I feel like this sort of makes sense but don’t quite parse why this counted as “explaining away.” How do I know my hardcoded reactions aren’t values?
- David Lorell 20 Sep 2024 19:58 UTC
  4 points
  0
  Parent
  Suppose you have a randomly activated (not dependent on weather) sprinkler system, and also it rains sometimes. These are two independent causes for the sidewalk being wet, each of which are capable of getting the job done all on their own. Suppose you notice that the sidewalk is wet, so it definitely either rained, sprinkled, or both. If I told you it had rained last night, your probability that the sprinklers went on (given that it is wet) should go down, since they already explain the wet sidewalk. If I told you instead that the sprinklers went on last night, then your probability of it having rained (given that it is wet) goes down for a similar reason. This is what “explaining away” is in causal inference. The probability of a cause given its effect goes down when an alternative cause is present.
  
  In the post, the supposedly independent causes are “hardcoded ant-in-mouth aversion” and “value of eating escamoles”, and the effect is negative reward. Realizing that you have a hardcoded ant-in-mouth aversion is like learning that the sprinklers were on last night. The sprinklers being on (incompletely) “explain away” the rain as a cause for the sidewalk being wet. The hardcoded ant-in-mouth aversion explains away the-amount-you-value-escamoles as a cause for the low reward.
  
  I’m not totally sure if that answers your question, maybe you were asking “why model my values as a cause of the negative reward, separate from the hardcoded response itself”? And if so, I think I’d rephrase the heart of the question as, “what do the values in this reward model actually correspond to out in the world, if anything? What are the ‘real values’ which reward is treated as evidence of?” (We’ve done some thinking about that and might put out a post on that soon.)

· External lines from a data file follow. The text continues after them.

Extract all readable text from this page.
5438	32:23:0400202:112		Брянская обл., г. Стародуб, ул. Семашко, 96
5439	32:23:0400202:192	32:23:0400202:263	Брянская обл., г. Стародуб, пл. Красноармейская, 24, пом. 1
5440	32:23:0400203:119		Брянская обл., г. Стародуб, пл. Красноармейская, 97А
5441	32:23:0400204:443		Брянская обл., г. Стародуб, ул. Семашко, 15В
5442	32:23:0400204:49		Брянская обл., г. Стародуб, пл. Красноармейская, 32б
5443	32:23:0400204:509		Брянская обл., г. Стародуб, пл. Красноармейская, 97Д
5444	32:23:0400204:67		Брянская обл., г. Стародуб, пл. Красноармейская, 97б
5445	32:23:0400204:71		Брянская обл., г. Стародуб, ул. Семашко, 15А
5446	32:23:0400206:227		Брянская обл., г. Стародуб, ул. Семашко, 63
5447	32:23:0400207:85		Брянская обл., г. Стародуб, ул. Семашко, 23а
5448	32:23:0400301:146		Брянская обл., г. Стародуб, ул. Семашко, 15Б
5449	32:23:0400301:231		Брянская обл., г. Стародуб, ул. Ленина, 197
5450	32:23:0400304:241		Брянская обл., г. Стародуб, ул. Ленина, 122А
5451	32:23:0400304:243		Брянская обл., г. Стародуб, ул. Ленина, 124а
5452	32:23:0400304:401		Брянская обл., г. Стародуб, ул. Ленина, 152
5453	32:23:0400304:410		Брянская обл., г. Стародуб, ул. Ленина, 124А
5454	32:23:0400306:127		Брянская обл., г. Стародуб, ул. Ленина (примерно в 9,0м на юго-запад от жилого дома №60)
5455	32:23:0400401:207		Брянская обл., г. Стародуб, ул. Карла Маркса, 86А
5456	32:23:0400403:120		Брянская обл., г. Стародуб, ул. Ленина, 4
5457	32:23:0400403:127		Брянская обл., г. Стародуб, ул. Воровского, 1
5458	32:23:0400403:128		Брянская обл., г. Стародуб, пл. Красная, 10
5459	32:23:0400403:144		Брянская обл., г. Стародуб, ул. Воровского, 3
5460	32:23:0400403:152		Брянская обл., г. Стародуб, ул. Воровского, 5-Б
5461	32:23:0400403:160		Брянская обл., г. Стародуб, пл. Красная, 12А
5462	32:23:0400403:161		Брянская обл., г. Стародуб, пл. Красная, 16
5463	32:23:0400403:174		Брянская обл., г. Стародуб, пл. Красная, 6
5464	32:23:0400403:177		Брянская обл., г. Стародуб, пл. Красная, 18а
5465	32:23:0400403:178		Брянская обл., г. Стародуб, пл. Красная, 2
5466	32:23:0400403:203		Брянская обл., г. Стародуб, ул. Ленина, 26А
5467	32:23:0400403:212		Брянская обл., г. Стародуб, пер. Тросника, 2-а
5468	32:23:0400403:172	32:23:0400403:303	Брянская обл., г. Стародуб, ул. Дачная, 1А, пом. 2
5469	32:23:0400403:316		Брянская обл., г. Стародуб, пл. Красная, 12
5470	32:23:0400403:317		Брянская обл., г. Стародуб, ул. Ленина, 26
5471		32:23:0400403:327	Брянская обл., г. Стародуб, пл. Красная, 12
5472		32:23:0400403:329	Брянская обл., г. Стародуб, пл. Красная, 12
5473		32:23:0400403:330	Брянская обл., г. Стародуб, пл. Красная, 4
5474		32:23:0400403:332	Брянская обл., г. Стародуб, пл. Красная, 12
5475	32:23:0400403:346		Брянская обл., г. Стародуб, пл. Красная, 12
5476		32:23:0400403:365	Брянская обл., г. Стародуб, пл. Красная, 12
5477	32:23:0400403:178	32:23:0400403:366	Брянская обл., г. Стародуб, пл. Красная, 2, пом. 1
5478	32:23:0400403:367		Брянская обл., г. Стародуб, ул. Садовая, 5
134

  - Raemon 20 Sep 2024 20:36 UTC
    4 points
    0
    Parent
    Okay, I think one crystallization here for me is that “explaining away” is a matter of degree. (I think I found the second half of the comment less helpful, but the combo of the first half + John’s response is helpful both for my own updating, and seeing where you guys are currently at)
- johnswentworth 20 Sep 2024 19:43 UTC
  4 points
  0
  Parent
  The main observation from the quoted block is “man, this sure sounds like explaining away, if I’m treating my hardcoded reactions as a signal which is sometimes influenced by things besides values”. But exactly when do I treat my hardcoded reactions as though they’re being influenced by non-value stuff? I don’t know yet; I don’t yet understand that part.